9-3 イランのギャプ遺跡(紀元前4000年)で発見されたゴブレット(模型)
高22.0、最大径16.0、1960年代制作、総合研究博物館考古美術部門蔵

 東京大学の調査隊が発掘し、持ち帰ったもので、学術用の模型を製作した後、オリジナルはテヘラン博物館へ返却された。注意して見ると、本来あってはならない欠損部や傷の部分にまで釉薬が及んでおり、レプリカであることが見て取れる。

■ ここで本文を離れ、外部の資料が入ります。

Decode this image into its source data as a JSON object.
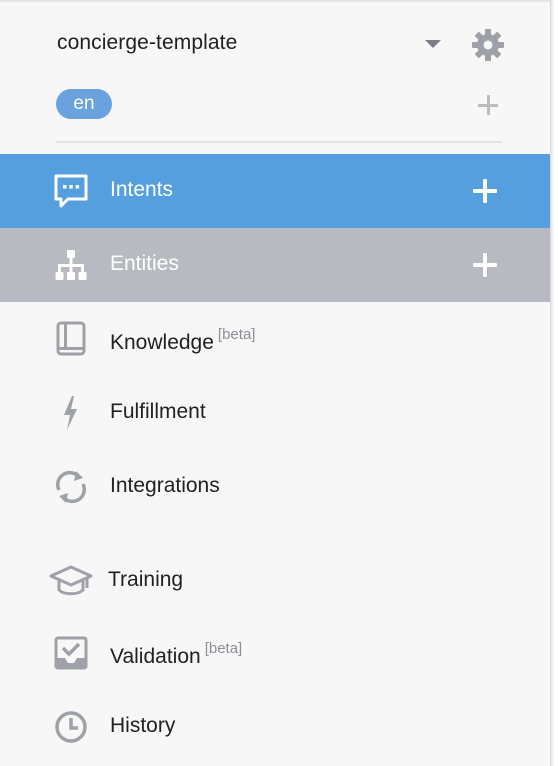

9-4 イランのギャプ遺跡(紀元前4000年)で発見されたゴブレット(模型)
高16.0、最大径12.2、1960年代制作、総合研究博物館考古美術部門蔵

 オリジナルはテヘラン博物館。

9-5 イランのガレクティ遺跡(紀元前1000年)で発見された水注形土器(模型)
高13.6、最大長30.8、1960年代制作、総合研究博物館考古美術部門蔵

 オリジナルはテヘラン博物館。学術用の模型として複製されたものと考えられる。これほど特殊な形態の土器が無傷のまま出土することはほとんどなく、また表面が綺麗過ぎることなどから、専門家にとっては紛れのない模型である。

9-6 鉢(一部がオリジナル)
イラク、サラサート遺跡、紀元前5000年、高5.7、最大長17.1、総合研究博物館考古美術部門蔵

 1960年代に石膏復元。残存部分が僅少であったため、彩色されぬままある。発掘品の復元作業に熱中し過ぎると、過剰復元の罠に陥る。オリジナル部分が1、2割しかなくとも、はたして「ホンモノ」と呼べるのか。

9-7 (一部がオリジナル)
イラク、サラサート遺跡、紀元前5000年、高5.3、最大長8.7、総合研究博物館考古美術部門蔵

 1960年代に石膏復元、復元に疑問があるため彩色されぬままある。


9-8 石製容器(一部がオリジナル)
イラク、サラサート遺跡、紀元前5000年、高8.3、最大長10.3、総合研究博物館考古美術部門蔵

 1960年代に石膏復元、復元に疑問があるため彩色されぬままある。これもまた過剰復元のケースではあるが、ごく僅かな断片からこうした器形を組み立てる研究者の「想像力=創造力」には敬意を表したい。